The vast majority of firms may well be happy to keep calm and carry on, but there is a dissonant band that is unwilling to march into the brave new world and is interpreting the January deadline as an eviction notice rather than the opportunity that most view it as. Of these departees, many will be in advanced negotiations regarding the sale of their business. Those that have not already entered into talks and who do not have the necessary permissions to operate post-January 2013 are leaving it very late indeed and may be compromising the price they are able to realise for their businesses.
Those who have been working on their exit strategy – and this includes those in no desperate hurry to leave the market before January – are likely to have already realised they are essentially faced with two options regarding the sale of their firm. The most obvious is to engage with a national or regional broker group to get the ball rolling. Such organisations will be well versed in the processes behind acquisitions and can steer the vendor through the various stages, although it is important that the selling party is well prepared before any initial meetings. The second option is to offload one’s business directly without the need for a third party who will obviously be taking a cut of the deal. This can be done by speaking with similar firms locally or organisations that vendors may have established relationships with previously to see if they might be interested in an acquisition. There is no harm in advisers looking to sell up giving both routes a try to both get an idea of demand and what kind of price is achievable. Vendors can also keep an eye on the trade press to get an idea of where demand is coming from and through networking at professional events may be able to gauge interest.
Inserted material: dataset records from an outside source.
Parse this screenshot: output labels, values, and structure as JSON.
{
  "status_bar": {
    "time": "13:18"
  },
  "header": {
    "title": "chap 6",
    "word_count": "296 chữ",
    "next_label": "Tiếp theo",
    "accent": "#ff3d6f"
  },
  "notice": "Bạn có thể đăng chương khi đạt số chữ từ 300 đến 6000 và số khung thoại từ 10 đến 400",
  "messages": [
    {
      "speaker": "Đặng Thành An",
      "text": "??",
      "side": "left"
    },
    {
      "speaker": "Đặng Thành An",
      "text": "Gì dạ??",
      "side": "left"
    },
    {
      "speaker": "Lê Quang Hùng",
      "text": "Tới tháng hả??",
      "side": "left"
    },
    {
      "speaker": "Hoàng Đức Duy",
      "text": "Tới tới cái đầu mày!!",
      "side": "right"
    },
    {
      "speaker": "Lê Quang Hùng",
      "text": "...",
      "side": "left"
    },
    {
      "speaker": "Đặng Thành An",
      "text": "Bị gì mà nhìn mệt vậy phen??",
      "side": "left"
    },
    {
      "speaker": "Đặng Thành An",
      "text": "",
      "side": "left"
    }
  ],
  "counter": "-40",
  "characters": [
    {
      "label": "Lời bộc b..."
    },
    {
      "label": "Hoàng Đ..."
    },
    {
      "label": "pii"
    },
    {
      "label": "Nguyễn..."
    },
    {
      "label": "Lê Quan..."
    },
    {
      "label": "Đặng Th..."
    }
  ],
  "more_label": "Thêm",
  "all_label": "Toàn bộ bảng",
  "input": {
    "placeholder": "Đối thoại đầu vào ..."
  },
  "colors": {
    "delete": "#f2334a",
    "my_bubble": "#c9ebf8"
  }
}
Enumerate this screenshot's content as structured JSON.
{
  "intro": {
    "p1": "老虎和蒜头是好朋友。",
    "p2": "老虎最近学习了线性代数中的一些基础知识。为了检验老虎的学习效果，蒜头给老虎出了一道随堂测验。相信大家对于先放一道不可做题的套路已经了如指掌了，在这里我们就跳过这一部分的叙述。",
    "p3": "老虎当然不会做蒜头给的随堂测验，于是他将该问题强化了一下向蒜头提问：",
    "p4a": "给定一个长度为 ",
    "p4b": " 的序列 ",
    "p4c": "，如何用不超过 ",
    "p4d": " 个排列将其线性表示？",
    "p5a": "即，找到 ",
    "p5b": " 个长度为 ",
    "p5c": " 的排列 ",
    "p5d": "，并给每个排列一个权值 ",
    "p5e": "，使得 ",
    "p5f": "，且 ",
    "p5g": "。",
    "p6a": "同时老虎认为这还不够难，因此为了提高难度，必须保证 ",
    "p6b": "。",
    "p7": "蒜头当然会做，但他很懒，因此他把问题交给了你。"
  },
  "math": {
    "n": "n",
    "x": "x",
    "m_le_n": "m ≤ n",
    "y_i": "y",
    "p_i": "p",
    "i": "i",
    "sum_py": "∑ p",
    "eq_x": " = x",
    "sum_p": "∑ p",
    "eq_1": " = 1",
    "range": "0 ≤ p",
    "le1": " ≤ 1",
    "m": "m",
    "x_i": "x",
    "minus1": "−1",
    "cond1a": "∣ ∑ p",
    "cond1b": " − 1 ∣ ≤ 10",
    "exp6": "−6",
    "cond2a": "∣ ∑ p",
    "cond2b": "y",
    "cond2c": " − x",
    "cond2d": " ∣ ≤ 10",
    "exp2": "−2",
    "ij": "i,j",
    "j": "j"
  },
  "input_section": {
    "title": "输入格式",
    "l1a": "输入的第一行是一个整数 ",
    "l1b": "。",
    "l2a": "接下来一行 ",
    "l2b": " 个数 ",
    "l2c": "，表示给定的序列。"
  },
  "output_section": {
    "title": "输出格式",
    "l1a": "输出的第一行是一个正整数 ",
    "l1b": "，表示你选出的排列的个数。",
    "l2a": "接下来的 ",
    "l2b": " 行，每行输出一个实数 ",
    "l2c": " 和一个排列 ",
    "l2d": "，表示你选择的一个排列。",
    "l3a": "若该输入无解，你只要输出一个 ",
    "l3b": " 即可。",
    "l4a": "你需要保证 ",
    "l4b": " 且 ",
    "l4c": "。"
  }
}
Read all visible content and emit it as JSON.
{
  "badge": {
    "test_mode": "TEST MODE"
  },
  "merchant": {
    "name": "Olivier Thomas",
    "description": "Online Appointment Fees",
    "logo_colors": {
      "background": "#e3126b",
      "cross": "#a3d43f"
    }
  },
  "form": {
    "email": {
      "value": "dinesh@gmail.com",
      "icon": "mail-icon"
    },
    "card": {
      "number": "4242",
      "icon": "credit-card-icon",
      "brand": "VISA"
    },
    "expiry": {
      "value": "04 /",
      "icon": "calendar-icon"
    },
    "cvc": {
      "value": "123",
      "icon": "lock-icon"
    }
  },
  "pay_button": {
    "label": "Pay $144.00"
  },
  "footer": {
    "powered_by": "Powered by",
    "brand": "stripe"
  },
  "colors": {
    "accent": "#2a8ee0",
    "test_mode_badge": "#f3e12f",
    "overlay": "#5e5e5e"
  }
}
Despite the buzz of buying and selling activity, vending advisers may have to think about exactly how they present their business for sale and which parts of it they choose to part with. Offloading the firm lock, stock and barrel may be the preferred option, but, for various reasons, this may not be achievable. One method of sale which seems to be increasing in popularity is selling just the client bank and leaving the rest of the company intact. Whether this is being driven by buyer demand or conscious decisions on behalf of vendors is open to conjecture, but we are witnessing more of this type of sale than used to be the case. Offloading one’s client bank is not simply a case of selling one’s contacts book of course, but an agreement to sell the assets, ongoing revenue and costs associated with the business while unfortunately keeping hold of the liability. This can be negated by the implementation of professional indemnity run-off cover, but still leaves the vendor with a certain amount of responsibility they would not be laden with if they sold the company wholesale. There are also differences in tax procedures between the various methods of disposing with a company, with certain vendors qualifying for breaks such as entrepreneurs’ relief.